This is my DataFrame:
import pandas as pd
import math
frame = pd.DataFrame([[1, 4, 2], [8, 9, 2], [10, 2, 1]], columns=['a', 'b', 'c'])
def add_stats(row):
row['sum'] = sum([row['a'], row['b'], row['c']])
row['sum_sq'] = sum(math.pow(v, 2) for v in [row['a'], row['b'], row['c']])
row['max'] = max(row['a'], row['b'], row['c'])
return row
frame = frame.apply(add_stats, axis=1)
print(frame.head())
The resulting data is:
a b c sum sum_sq max
0 1 4 2 7 21 4
1 8 9 2 19 149 9
2 10 2 1 13 105 10
First, I would like to add 3 extra columns with order numbers, sorting on sum, sum_sq and max, respectively. Next, these 3 columns should be combined into one column - the mean of the order numbers - but I do know how to do that part (with apply and axis=1).
I think you're looking for rank where you mention sorting. Given your example, add:
frame['sum_order'] = frame['sum'].rank()
frame['sum_sq_order'] = frame['sum_sq'].rank()

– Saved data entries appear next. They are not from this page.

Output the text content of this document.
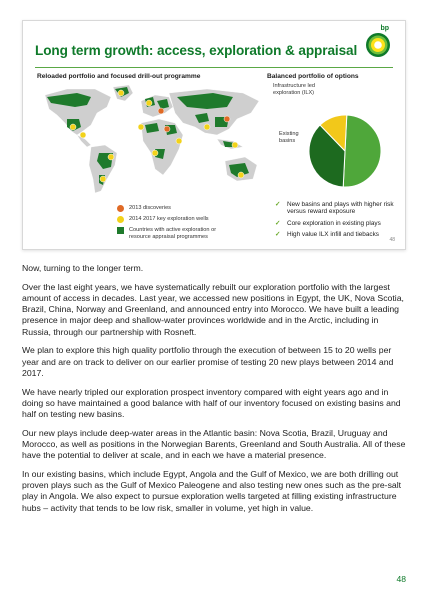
Long term growth: access, exploration & appraisal
bp
Reloaded portfolio and focused drill-out programme	Balanced portfolio of options
2013 discoveries
2014 2017 key exploration wells
Countries with active exploration or resource appraisal programmes
Infrastructure led exploration (ILX)
Existing basins
✓ New basins and plays with higher risk versus reward exposure
✓ Core exploration in existing plays
✓ High value ILX infill and tiebacks
48

Now, turning to the longer term.

Over the last eight years, we have systematically rebuilt our exploration portfolio with the largest amount of access in decades. Last year, we accessed new positions in Egypt, the UK, Nova Scotia, Brazil, China, Norway and Greenland, and announced entry into Morocco. We have built a leading presence in major deep and shallow-water provinces worldwide and in the Arctic, including in Russia, through our partnership with Rosneft.

We plan to explore this high quality portfolio through the execution of between 15 to 20 wells per year and are on track to deliver on our earlier promise of testing 20 new plays between 2014 and 2017.

We have nearly tripled our exploration prospect inventory compared with eight years ago and in doing so have maintained a good balance with half of our inventory focused on existing basins and half on testing new basins.

Our new plays include deep-water areas in the Atlantic basin: Nova Scotia, Brazil, Uruguay and Morocco, as well as positions in the Norwegian Barents, Greenland and South Australia. All of these have the potential to deliver at scale, and in each we have a material presence.

In our existing basins, which include Egypt, Angola and the Gulf of Mexico, we are both drilling out proven plays such as the Gulf of Mexico Paleogene and also testing new ones such as the pre-salt play in Angola. We also expect to pursue exploration wells targeted at filling existing infrastructure hubs – activity that tends to be low risk, smaller in volume, yet high in value.

48
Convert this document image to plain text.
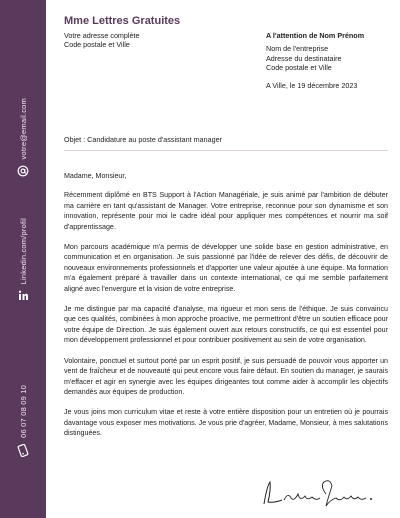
votre@email.com
Linkedin.com/profil
06 07 08 09 10
Mme Lettres Gratuites
Votre adresse complète
Code postale et Ville
A l'attention de Nom Prénom
Nom de l'entreprise
Adresse du destinataire
Code postale et Ville
A Ville, le 19 décembre 2023
Objet : Candidature au poste d'assistant manager

Madame, Monsieur,

Récemment diplômé en BTS Support à l'Action Managériale, je suis animé par l'ambition de débuter ma carrière en tant qu'assistant de Manager. Votre entreprise, reconnue pour son dynamisme et son innovation, représente pour moi le cadre idéal pour appliquer mes compétences et nourrir ma soif d'apprentissage.

Mon parcours académique m'a permis de développer une solide base en gestion administrative, en communication et en organisation. Je suis passionné par l'idée de relever des défis, de découvrir de nouveaux environnements professionnels et d'apporter une valeur ajoutée à une équipe. Ma formation m'a également préparé à travailler dans un contexte international, ce qui me semble parfaitement aligné avec l'envergure et la vision de votre entreprise.

Je me distingue par ma capacité d'analyse, ma rigueur et mon sens de l'éthique. Je suis convaincu que ces qualités, combinées à mon approche proactive, me permettront d'être un soutien efficace pour votre équipe de Direction. Je suis également ouvert aux retours constructifs, ce qui est essentiel pour mon développement professionnel et pour contribuer positivement au sein de votre organisation.

Volontaire, ponctuel et surtout porté par un esprit positif, je suis persuadé de pouvoir vous apporter un vent de fraîcheur et de nouveauté qui peut encore vous faire défaut. En soutien du manager, je saurais m'effacer et agir en synergie avec les équipes dirigeantes tout comme aider à accomplir les objectifs demandés aux équipes de production.

Je vous joins mon curriculum vitae et reste à votre entière disposition pour un entretien où je pourrais davantage vous exposer mes motivations. Je vous prie d'agréer, Madame, Monsieur, à mes salutations distinguées.
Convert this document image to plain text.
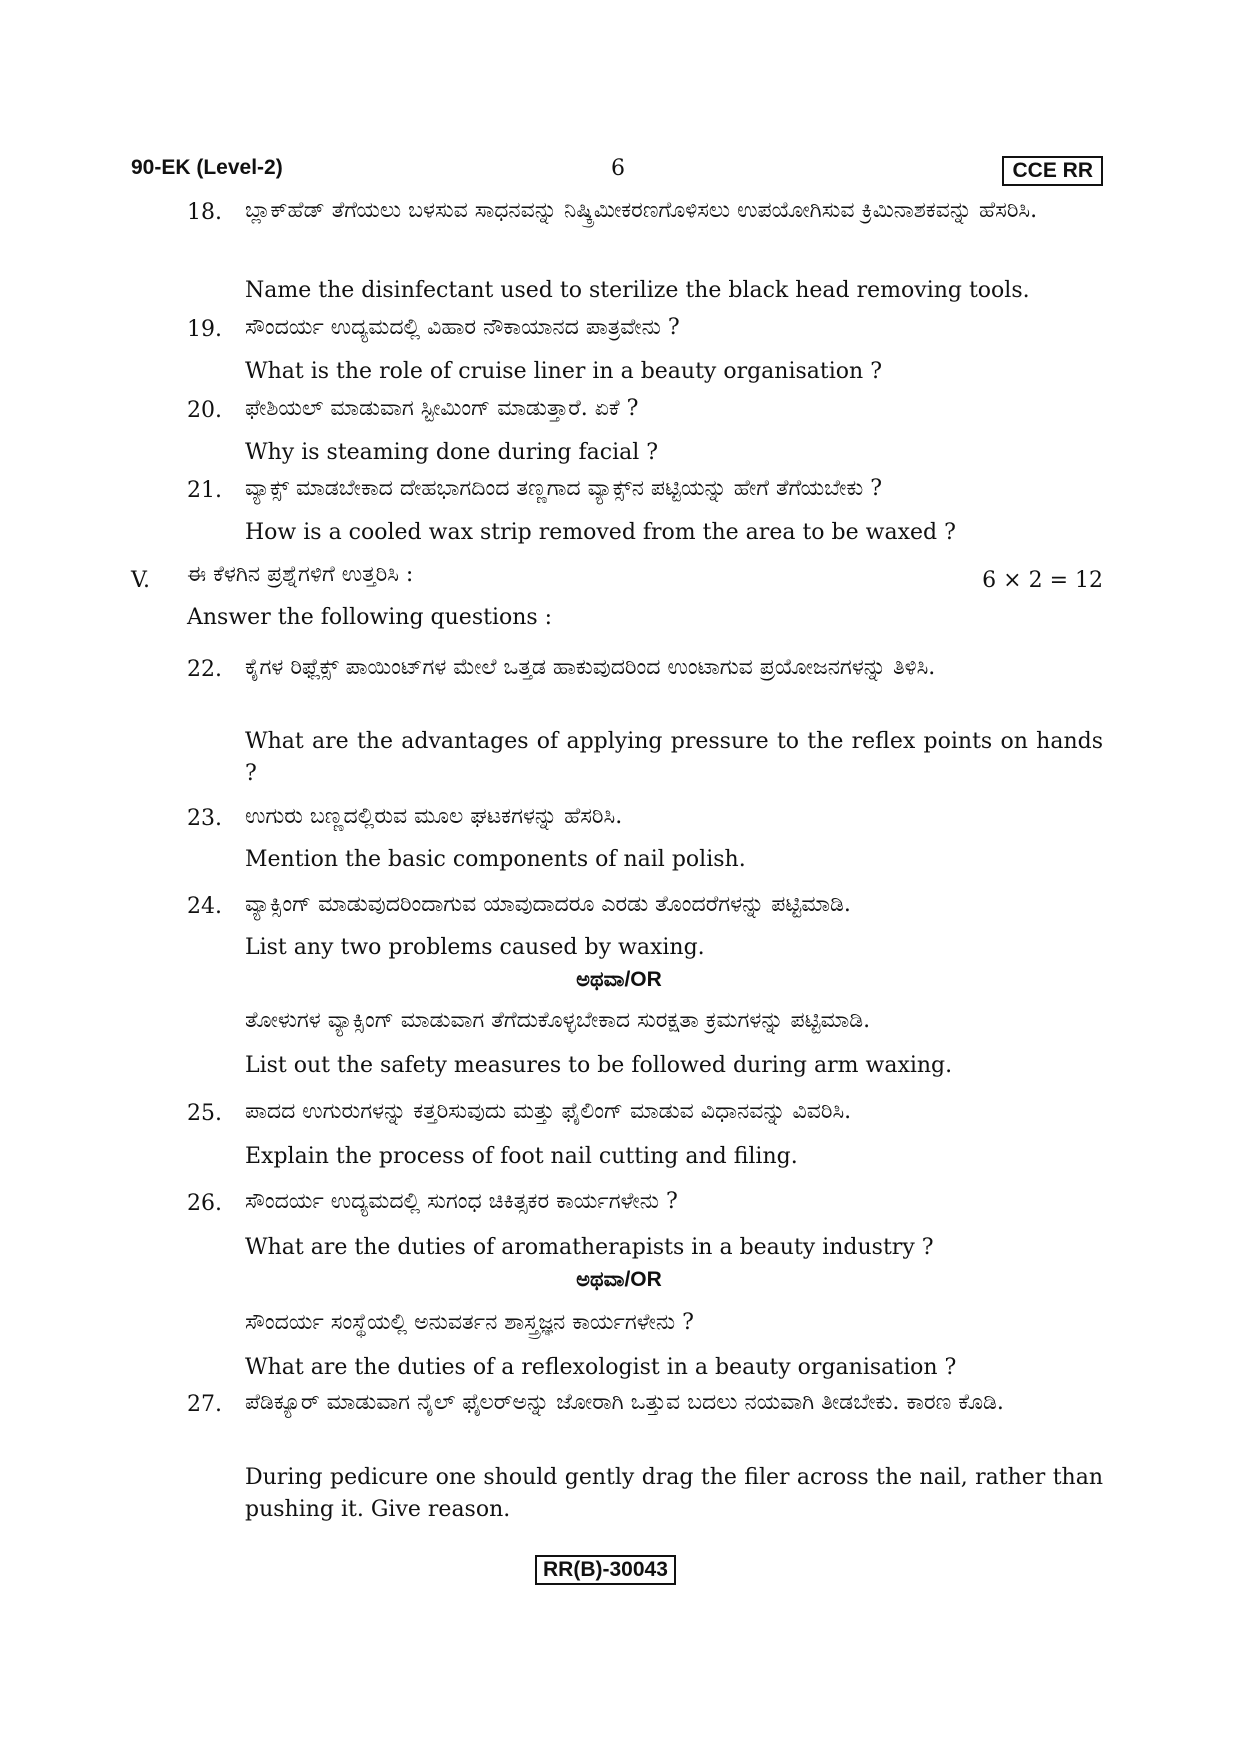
90-EK (Level-2)	6	CCE RR
18. ಬ್ಲಾಕ್‌ಹೆಡ್ ತೆಗೆಯಲು ಬಳಸುವ ಸಾಧನವನ್ನು ನಿಷ್ಕ್ರಿಮೀಕರಣಗೊಳಿಸಲು ಉಪಯೋಗಿಸುವ ಕ್ರಿಮಿನಾಶಕವನ್ನು ಹೆಸರಿಸಿ.
Name the disinfectant used to sterilize the black head removing tools.
19. ಸೌಂದರ್ಯ ಉದ್ಯಮದಲ್ಲಿ ವಿಹಾರ ನೌಕಾಯಾನದ ಪಾತ್ರವೇನು ?
What is the role of cruise liner in a beauty organisation ?
20. ಫೇಶಿಯಲ್ ಮಾಡುವಾಗ ಸ್ಟೀಮಿಂಗ್ ಮಾಡುತ್ತಾರೆ. ಏಕೆ ?
Why is steaming done during facial ?
21. ವ್ಯಾಕ್ಸ್ ಮಾಡಬೇಕಾದ ದೇಹಭಾಗದಿಂದ ತಣ್ಣಗಾದ ವ್ಯಾಕ್ಸ್‌ನ ಪಟ್ಟಿಯನ್ನು ಹೇಗೆ ತೆಗೆಯಬೇಕು ?
How is a cooled wax strip removed from the area to be waxed ?
V. ಈ ಕೆಳಗಿನ ಪ್ರಶ್ನೆಗಳಿಗೆ ಉತ್ತರಿಸಿ :	6 × 2 = 12
Answer the following questions :
22. ಕೈಗಳ ರಿಫ್ಲೆಕ್ಸ್ ಪಾಯಿಂಟ್‌ಗಳ ಮೇಲೆ ಒತ್ತಡ ಹಾಕುವುದರಿಂದ ಉಂಟಾಗುವ ಪ್ರಯೋಜನಗಳನ್ನು ತಿಳಿಸಿ.
What are the advantages of applying pressure to the reflex points on hands ?
23. ಉಗುರು ಬಣ್ಣದಲ್ಲಿರುವ ಮೂಲ ಘಟಕಗಳನ್ನು ಹೆಸರಿಸಿ.
Mention the basic components of nail polish.
24. ವ್ಯಾಕ್ಸಿಂಗ್ ಮಾಡುವುದರಿಂದಾಗುವ ಯಾವುದಾದರೂ ಎರಡು ತೊಂದರೆಗಳನ್ನು ಪಟ್ಟಿಮಾಡಿ.
List any two problems caused by waxing.
ಅಥವಾ/OR
ತೋಳುಗಳ ವ್ಯಾಕ್ಸಿಂಗ್ ಮಾಡುವಾಗ ತೆಗೆದುಕೊಳ್ಳಬೇಕಾದ ಸುರಕ್ಷತಾ ಕ್ರಮಗಳನ್ನು ಪಟ್ಟಿಮಾಡಿ.
List out the safety measures to be followed during arm waxing.
25. ಪಾದದ ಉಗುರುಗಳನ್ನು ಕತ್ತರಿಸುವುದು ಮತ್ತು ಫೈಲಿಂಗ್ ಮಾಡುವ ವಿಧಾನವನ್ನು ವಿವರಿಸಿ.
Explain the process of foot nail cutting and filing.
26. ಸೌಂದರ್ಯ ಉದ್ಯಮದಲ್ಲಿ ಸುಗಂಧ ಚಿಕಿತ್ಸಕರ ಕಾರ್ಯಗಳೇನು ?
What are the duties of aromatherapists in a beauty industry ?
ಅಥವಾ/OR
ಸೌಂದರ್ಯ ಸಂಸ್ಥೆಯಲ್ಲಿ ಅನುವರ್ತನ ಶಾಸ್ತ್ರಜ್ಞನ ಕಾರ್ಯಗಳೇನು ?
What are the duties of a reflexologist in a beauty organisation ?
27. ಪೆಡಿಕ್ಯೂರ್ ಮಾಡುವಾಗ ನೈಲ್ ಫೈಲರ್‌ಅನ್ನು ಜೋರಾಗಿ ಒತ್ತುವ ಬದಲು ನಯವಾಗಿ ತೀಡಬೇಕು. ಕಾರಣ ಕೊಡಿ.
During pedicure one should gently drag the filer across the nail, rather than pushing it. Give reason.
RR(B)-30043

frame['max_order'] = frame['max'].rank()
frame['mean_order'] = frame[['sum_order', 'sum_sq_order', 'max_order']].mean(axis=1)
To get:
a b c sum sum_sq max sum_order sum_sq_order max_order mean_order
0 1 4 2 7 21 4 1 1 1 1.000000
1 8 9 2 19 149 9 3 3 2 2.666667
2 10 2 1 13 105 10 2 2 3 2.333333
The rank method has some options as well, to specify the behavior in case of identical or NA-values for example.